Universities are becoming more creative in both what they share and how they enable dissemination of their items that have a geospatial component. Libraries typically play the key role here, such as how you can now find the posters presented at the University of Kansas via a collection. Other times it’s the academic program that organizes the theses or dissertations, such as the master’s projects produced by graduate students at the University of Redlands, or those completed by students who have earned the Master of Science in Geospatial Technologies from the European Erasmus Mundus program. In some cases, only an abstract might be available, but more often than not, you might find a final paper itself or a poster. Posters are an ideal format for capturing the efforts of GIS projects and one that may never find their way to another publication. Here are some ideas for how to share GIS posters from Brown University, the University of Alaska, and the University of Washington at St. Louis. The platform that I admire the most was developed at Tufts University as a means of highlighting the hundreds of annual posters published for their GIS Expo.

Items such as these that fall within the gray literature category can provide just as much inspiration and guidance as peer-reviewed publications in the most prestigious journal. Some gray literature may have undergone extensive external review and scrutiny, while other publications are authoritative in their own sense and not relevant for external peer review. Becoming a savvy reader is the path to media and information literacy.  Guidelines such as the AACODS checklist have been developed specifically with gray literature in mind:

  • Authority: Is the author credible?
  • Accuracy: Is it supported by documented and authoritative references? Is there a clearly stated methodology?
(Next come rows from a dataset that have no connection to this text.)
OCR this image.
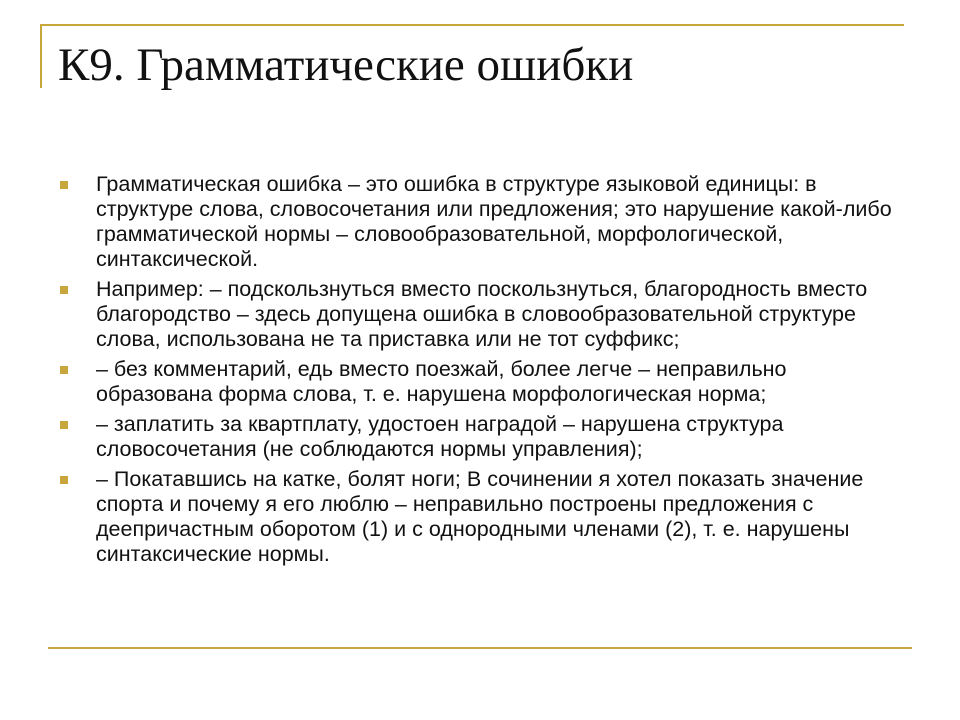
К9. Грамматические ошибки
Грамматическая ошибка – это ошибка в структуре языковой единицы: в структуре слова, словосочетания или предложения; это нарушение какой-либо грамматической нормы – словообразовательной, морфологической, синтаксической.
Например: – подскользнуться вместо поскользнуться, благородность вместо благородство – здесь допущена ошибка в словообразовательной структуре слова, использована не та приставка или не тот суффикс;
– без комментарий, едь вместо поезжай, более легче – неправильно образована форма слова, т. е. нарушена морфологическая норма;
– заплатить за квартплату, удостоен наградой – нарушена структура словосочетания (не соблюдаются нормы управления);
– Покатавшись на катке, болят ноги; В сочинении я хотел показать значение спорта и почему я его люблю – неправильно построены предложения с деепричастным оборотом (1) и с однородными членами (2), т. е. нарушены синтаксические нормы.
Is it 'in line' with other work on the same topic?
  • Coverage: Have limitations been imposed and are these stated clearly?
  • Objectivity: Can bias be detected?
  • Date: Can't find the date? Rule of the thumb is to avoid such material.
  • Significance: Is it relevant? Would it enrich or have an impact on your research?

Regardless of where and how the information is shared, do a thorough job of completing its metadata records to allow it to be findable by others. It’s the golden rule for information exchange: do your metadata for others as you would want them to do unto you.